The Fordow facility, built into the mountains near the Iranian city of Qom, was secretly built deep underground to withstand an airstrike. Iran acknowledged its existence in 2009 after it was discovered by US intelligence.

The announcement of increased enrichment capabilities at Fordow is likely to heighten concern in Israel, whose leaders have said Iran is approaching a “zone of immunity” – the point at which Tehran’s nuclear programme could no longer be significantly hampered by an Israeli strike.

In another development likely to cause concern in the West, satellite imagery has indicated that Iran is covering a building at a military site, which IAEA inspectors want to visit, with a brightly coloured tent-like structure. Western diplomats have said they believe Iran is cleansing the Parchin complex to remove evidence of illicit nuclear activity. The IAEA also suspect Iran has conducted tests at the site which have a nuclear military dimension.

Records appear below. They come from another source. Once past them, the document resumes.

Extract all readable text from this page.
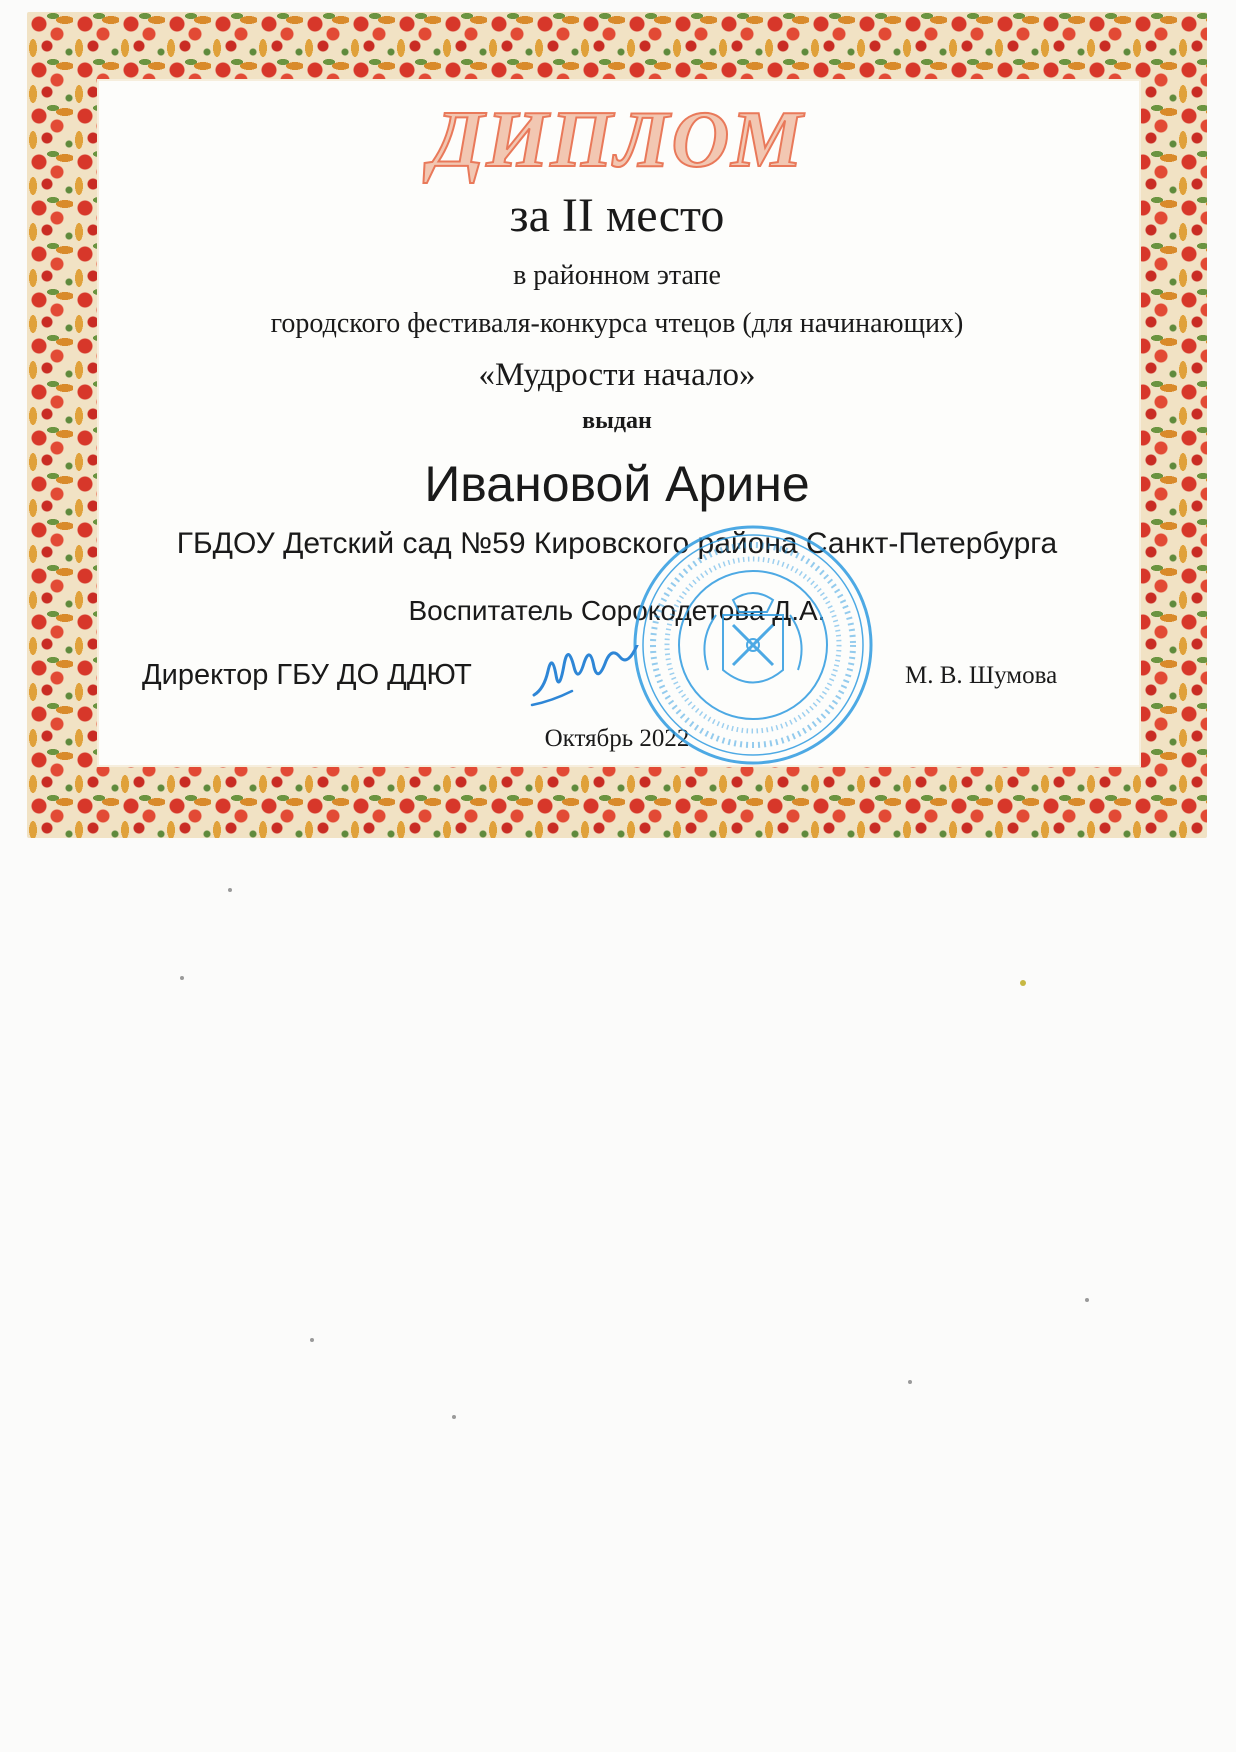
ДИПЛОМ
за II место
в районном этапе
городского фестиваля-конкурса чтецов (для начинающих)
«Мудрости начало»
выдан
Ивановой Арине
ГБДОУ Детский сад №59 Кировского района Санкт-Петербурга
Воспитатель Сорокодетова Д.А.
Директор ГБУ ДО ДДЮТ	М. В. Шумова
Октябрь 2022
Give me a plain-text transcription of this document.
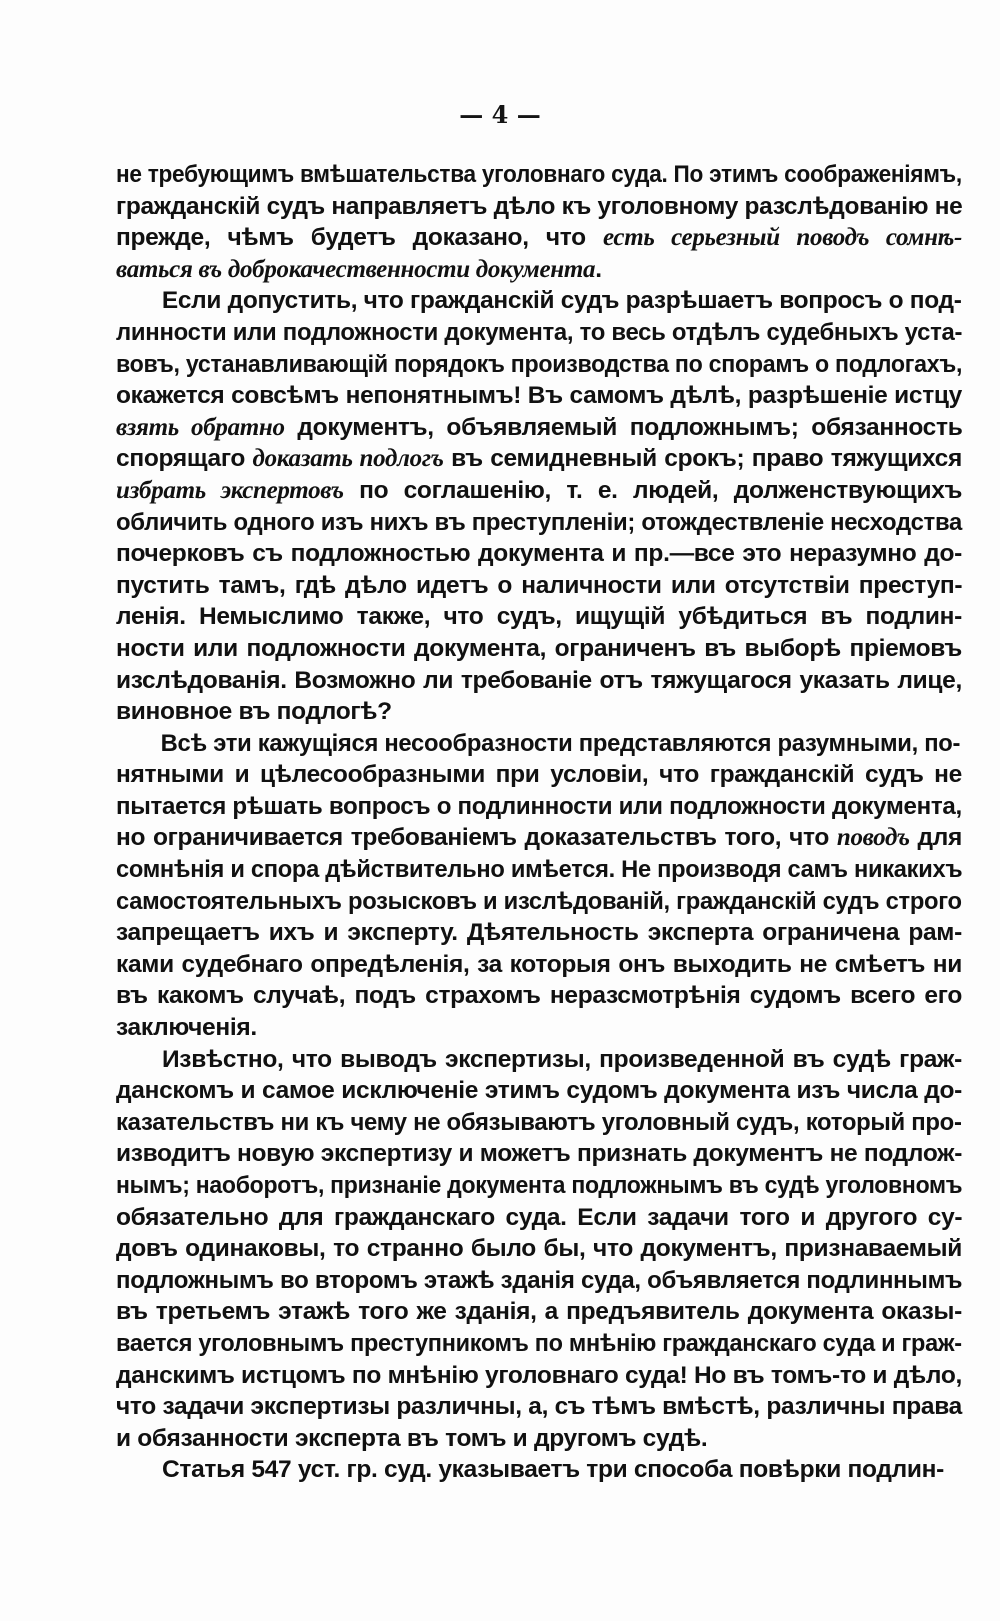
— 4 —
не требующимъ вмѣшательства уголовнаго суда. По этимъ соображеніямъ,
гражданскій судъ направляетъ дѣло къ уголовному разслѣдованію не
прежде, чѣмъ будетъ доказано, что есть серьезный поводъ сомнѣ-
ваться въ доброкачественности документа.
Если допустить, что гражданскій судъ разрѣшаетъ вопросъ о под-
линности или подложности документа, то весь отдѣлъ судебныхъ уста-
вовъ, устанавливающій порядокъ производства по спорамъ о подлогахъ,
окажется совсѣмъ непонятнымъ! Въ самомъ дѣлѣ, разрѣшеніе истцу
взять обратно документъ, объявляемый подложнымъ; обязанность
спорящаго доказать подлогъ въ семидневный срокъ; право тяжущихся
избрать экспертовъ по соглашенію, т. е. людей, долженствующихъ
обличить одного изъ нихъ въ преступленіи; отождествленіе несходства
почерковъ съ подложностью документа и пр.—все это неразумно до-
пустить тамъ, гдѣ дѣло идетъ о наличности или отсутствіи преступ-
ленія. Немыслимо также, что судъ, ищущій убѣдиться въ подлин-
ности или подложности документа, ограниченъ въ выборѣ пріемовъ
изслѣдованія. Возможно ли требованіе отъ тяжущагося указать лице,
виновное въ подлогѣ?
Всѣ эти кажущіяся несообразности представляются разумными, по-
нятными и цѣлесообразными при условіи, что гражданскій судъ не
пытается рѣшать вопросъ о подлинности или подложности документа,
но ограничивается требованіемъ доказательствъ того, что поводъ для
сомнѣнія и спора дѣйствительно имѣется. Не производя самъ никакихъ
самостоятельныхъ розысковъ и изслѣдованій, гражданскій судъ строго
запрещаетъ ихъ и эксперту. Дѣятельность эксперта ограничена рам-
ками судебнаго опредѣленія, за которыя онъ выходить не смѣетъ ни
въ какомъ случаѣ, подъ страхомъ неразсмотрѣнія судомъ всего его
заключенія.
Извѣстно, что выводъ экспертизы, произведенной въ судѣ граж-
данскомъ и самое исключеніе этимъ судомъ документа изъ числа до-
казательствъ ни къ чему не обязываютъ уголовный судъ, который про-
изводитъ новую экспертизу и можетъ признать документъ не подлож-
нымъ; наоборотъ, признаніе документа подложнымъ въ судѣ уголовномъ
обязательно для гражданскаго суда. Если задачи того и другого су-
довъ одинаковы, то странно было бы, что документъ, признаваемый
подложнымъ во второмъ этажѣ зданія суда, объявляется подлиннымъ
въ третьемъ этажѣ того же зданія, а предъявитель документа оказы-
вается уголовнымъ преступникомъ по мнѣнію гражданскаго суда и граж-
данскимъ истцомъ по мнѣнію уголовнаго суда! Но въ томъ-то и дѣло,
что задачи экспертизы различны, а, съ тѣмъ вмѣстѣ, различны права
и обязанности эксперта въ томъ и другомъ судѣ.
Статья 547 уст. гр. суд. указываетъ три способа повѣрки подлин-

In talks beginning today with Iran the IAEA will press Tehran for access to Parchin as part of its long-stalled probe into suspected nuclear weapons research in the Islamic Republic, even though yesterday the agency’s head conceded that the alleged sanitisation would hamper its probe.

Today’s IAEA-Iran meeting in Vienna is the first since previous discussions ended in failure in June. The talks are separate from Tehran’s negotiations with world powers that have made little headway since they resumed in April after a 15-month hiatus, but the focus on suspicions over Iran’s nuclear ambitions mean they are closely linked.